# 1991 1.8L 8v cylinder head torquing help!!!



## ihaveagli (Jan 7, 2003)

My coworker has haynes manuals and is very confusing. What is the proper cylinder head torque procedure and cylinder head bolts torque specifications for a *1991* 1.8 8v? His book is very vague. Also are the bolts torque to yield and new ones are needed or can they be reused. Thanks greatly!


_Modified by ihaveagli at 4:00 PM 1-22-2010_


----------



## epjetta (Sep 19, 2006)

*Re: 1991 1.8L 8v cylinder head torquing help!!! (ihaveagli)*

they are torque to yeild. but many people have reused them with no issues including myself. 1st step 33lb/ft, 2nd step 44lb/ft. for the third and fourth step you turn them 90degrees each time.


----------



## TheMajic86GTI (Aug 9, 2009)

*Re: 1991 1.8L 8v cylinder head torquing help!!! (ihaveagli)*


_Quote, originally posted by *ihaveagli* »_ His book is very vague. 

Ive got the Haynes book in front of me...Nothing vague about it..explains it perfectly...Maybe u guys are over analyzing it.

_Quote, originally posted by *ihaveagli* »_Also are the bolts torque to yield and new ones are needed or can they be reused. Thanks greatly!

Oh no here we go again...Yes they are torque to yield...But if ur in a hurry and on budget u can reuse them as long as its a stock or mild stock motor...If u got the extra $25 and bolts are readily available then go for it..

_Quote, originally posted by *ihaveagli* »_What is the proper cylinder head torque procedure and cylinder head bolts torque specifications for a *1991* 1.8 8v? 

step 1. 33 ft lbs
step 2. 44 ft lbs
step 3. tighten an additional 1/2 turn
Bolt tightening procedure
10 4 2 6 8
7 5 1 3 9
This coming straight outa the haynes... http://****************.com/smile/emthup.gif


----------



## TheMajic86GTI (Aug 9, 2009)

*Re: 1991 1.8L 8v cylinder head torquing help!!! (epjetta)*


_Quote, originally posted by *epjetta* »_they are torque to yeild. but many people have reused them with no issues including myself. 1st step 33lb/ft, 2nd step 44lb/ft. for the third and fourth step you turn them 90degrees each time.
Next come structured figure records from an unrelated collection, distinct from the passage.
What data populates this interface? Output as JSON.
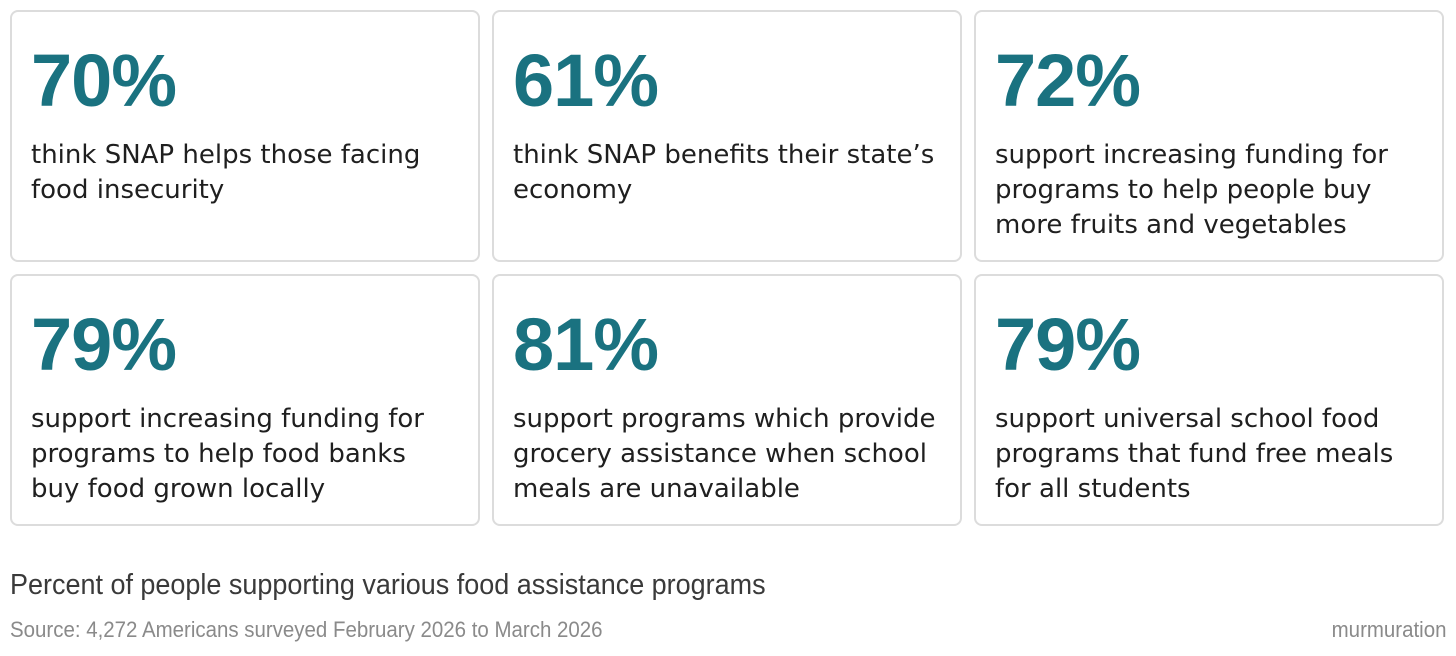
{
  "chart_data": {
    "type": "table",
    "title": "Percent of people supporting various food assistance programs",
    "source": "Source: 4,272 Americans surveyed February 2026 to March 2026",
    "brand": "murmuration",
    "accent_color": "#1a7280",
    "stats": [
      {
        "value": "70%",
        "description": "think SNAP helps those facing food insecurity"
      },
      {
        "value": "61%",
        "description": "think SNAP benefits their state’s economy"
      },
      {
        "value": "72%",
        "description": "support increasing funding for programs to help people buy more fruits and vegetables"
      },
      {
        "value": "79%",
        "description": "support increasing funding for programs to help food banks buy food grown locally"
      },
      {
        "value": "81%",
        "description": "support programs which provide grocery assistance when school meals are unavailable"
      },
      {
        "value": "79%",
        "description": "support universal school food programs that fund free meals for all students"
      }
    ]
  }
}
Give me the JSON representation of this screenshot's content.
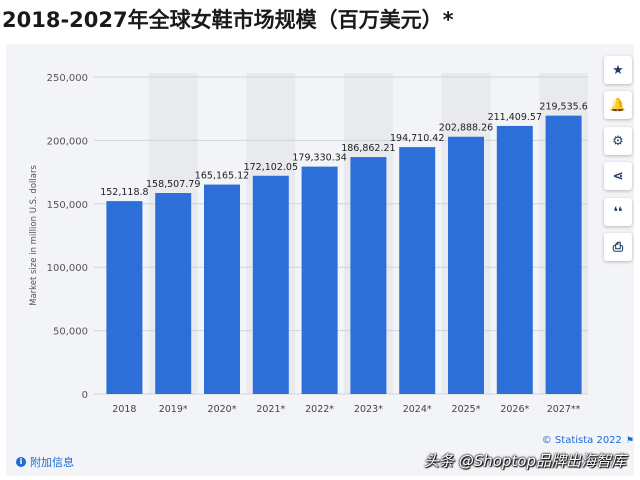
{
  "title": "2018-2027年全球女鞋市场规模（百万美元）*",
  "credit": "© Statista 2022",
  "info_link": "附加信息",
  "watermark": "头条 @Shoptop品牌出海智库",
  "side_buttons": [
    {
      "icon": "star-icon",
      "glyph": "★"
    },
    {
      "icon": "bell-icon",
      "glyph": "🔔"
    },
    {
      "icon": "gear-icon",
      "glyph": "⚙"
    },
    {
      "icon": "share-icon",
      "glyph": "⋖"
    },
    {
      "icon": "quote-icon",
      "glyph": "❛❛"
    },
    {
      "icon": "print-icon",
      "glyph": "⎙"
    }
  ],
  "colors": {
    "bar": "#2d6fd9",
    "band": "#e9eaee",
    "grid": "#cfd3da",
    "text": "#333333",
    "link": "#1d6bd6"
  },
  "chart_data": {
    "type": "bar",
    "categories": [
      "2018",
      "2019*",
      "2020*",
      "2021*",
      "2022*",
      "2023*",
      "2024*",
      "2025*",
      "2026*",
      "2027**"
    ],
    "values": [
      152118.8,
      158507.79,
      165165.12,
      172102.05,
      179330.34,
      186862.21,
      194710.42,
      202888.26,
      211409.57,
      219535.6
    ],
    "data_labels": [
      "152,118.8",
      "158,507.79",
      "165,165.12",
      "172,102.05",
      "179,330.34",
      "186,862.21",
      "194,710.42",
      "202,888.26",
      "211,409.57",
      "219,535.6"
    ],
    "ylabel": "Market size in million U.S. dollars",
    "ylim": [
      0,
      250000
    ],
    "yticks": [
      0,
      50000,
      100000,
      150000,
      200000,
      250000
    ],
    "ytick_labels": [
      "0",
      "50,000",
      "100,000",
      "150,000",
      "200,000",
      "250,000"
    ],
    "grid": true
  }
}
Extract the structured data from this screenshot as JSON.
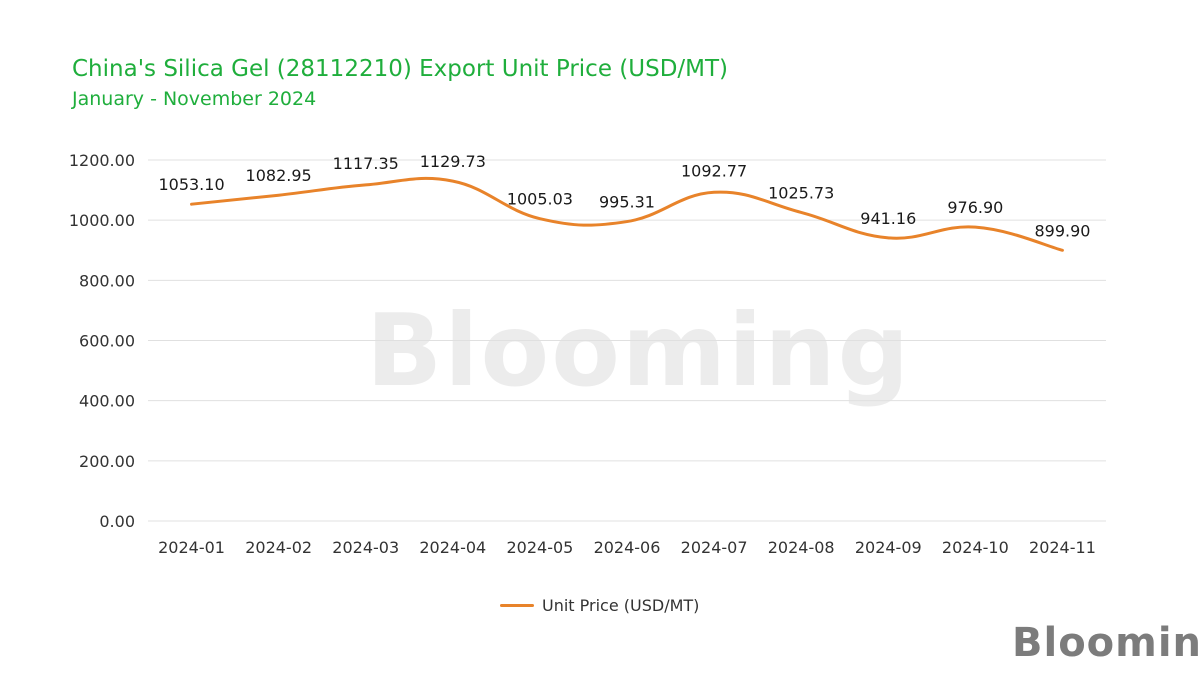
{
  "chart_data": {
    "type": "line",
    "title": "China's Silica Gel (28112210) Export Unit Price (USD/MT)",
    "subtitle": "January - November 2024",
    "xlabel": "",
    "ylabel": "",
    "categories": [
      "2024-01",
      "2024-02",
      "2024-03",
      "2024-04",
      "2024-05",
      "2024-06",
      "2024-07",
      "2024-08",
      "2024-09",
      "2024-10",
      "2024-11"
    ],
    "series": [
      {
        "name": "Unit Price (USD/MT)",
        "values": [
          1053.1,
          1082.95,
          1117.35,
          1129.73,
          1005.03,
          995.31,
          1092.77,
          1025.73,
          941.16,
          976.9,
          899.9
        ],
        "labels": [
          "1053.10",
          "1082.95",
          "1117.35",
          "1129.73",
          "1005.03",
          "995.31",
          "1092.77",
          "1025.73",
          "941.16",
          "976.90",
          "899.90"
        ],
        "color": "#e8832a"
      }
    ],
    "ylim": [
      0,
      1200
    ],
    "yticks": [
      "0.00",
      "200.00",
      "400.00",
      "600.00",
      "800.00",
      "1000.00",
      "1200.00"
    ],
    "grid": true,
    "legend_position": "bottom-center"
  },
  "watermark": "Blooming",
  "brand": {
    "logo_text": "Blooming",
    "accent_color": "#3fbf4a"
  },
  "colors": {
    "title": "#1fae3c",
    "grid": "#e0e0e0",
    "line": "#e8832a"
  }
}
Hahaha....u beat me to it epjetta..


----------



## ihaveagli (Jan 7, 2003)

*Re: 1991 1.8L 8v cylinder head torquing help!!! (TheMajic86GTI)*

Thanks guys, this is just what my coworker was telling me.
Is there just 3 steps or 4? I.E. one additional 90 degree turns or two times at 90 degree turns?


----------